I finished as #235 - not as early on - but it was still before the weekend rush and I had already spent 2 days figuring out the solution.

Add your level8 solution to https://docs.google.com/spreadsheet/viewform?formkey=dHBYSjJ... - it's a registry of level8 solvers for comparison (Mine are under 'IntruderAlert').


Can you link to the actual spreadsheet? I can't read most of the urls, or correlate comments to programs.


Nice code. I don't get what I was doing wrong. I was pinging two requests in quick succession and taking the port difference between them. I found that worked fine on local and occasionally worked on the live machines but most of the time the port differences were huge. Every now and again the diff would be 2.

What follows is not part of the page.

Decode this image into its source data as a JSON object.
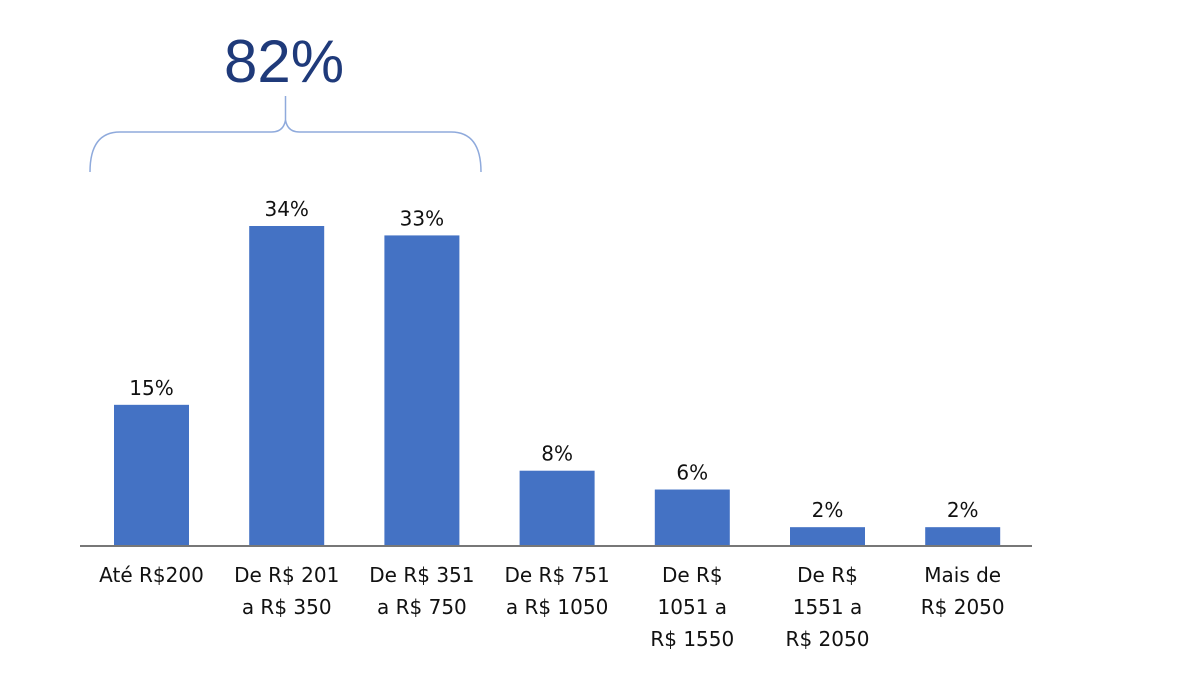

This was difficult to accomplish when server usage was high. There were a couple of ways to deal with this.

For the first chunk, a diff of 2 meant the first chunk server returned false, as the change in port #s meant no other network traffic had occurred between the primary server's request and reporting false from the chunk server. The chunk servers were called synchronously, so if the first chunk was correct and the second chunk server returned false, the difference would (ideally) be three. It's easy to see how a high network load would cause a lot of jitter here.

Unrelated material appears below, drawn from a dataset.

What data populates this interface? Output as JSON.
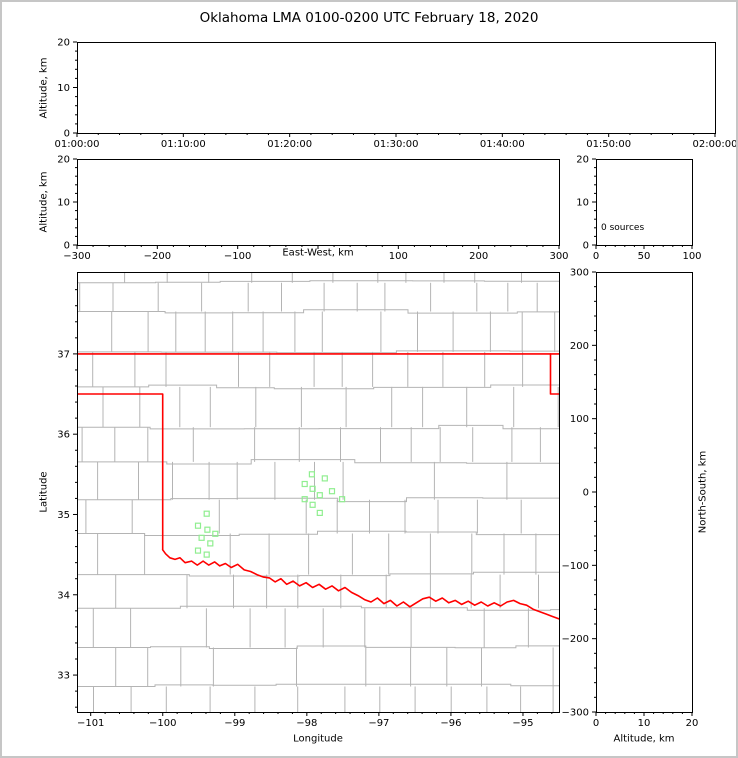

Some in IRC suggested the best way to reduce jitter was to improve the processing speed of the successive curl calls by using a faster language, such as C. My initial script was in Ruby, which felt qualitatively slower than Python, so I was stymied by jitter too. (I started out rejecting 2 in 10, and it got progressively worse.) I simply checked back every one in a while. By Monday night, the server was either empty or Stripe had increased processor resources, so 9/10 of my calls were effective.


Someone else was getting in requests between yours causing the port numbers to increase.

You had to accommodate for it in your script, if you received a number higher than the expected diff then you needed to keep sending the same request till you where sure they hit concurrently.

Basically the time to crack got longer the more people who were trying to crack it, it became an optimisation race in the end about who could get the requests in faster/closer together

I ended up finishing #65 due to not wanting to rewrite my slow python script. It took upwards of an hour to get a single chunk because of the load


I was running my script at about the same time as you then (multithreaded python with url2lib) - around 70 people had finished. I was obviously too impatient.


while diff > 2: tryAgain()


I was a bit bummed to see so much blatant information leakage after a while. :( Thankfully I finished before that happened. That just ruins the fun.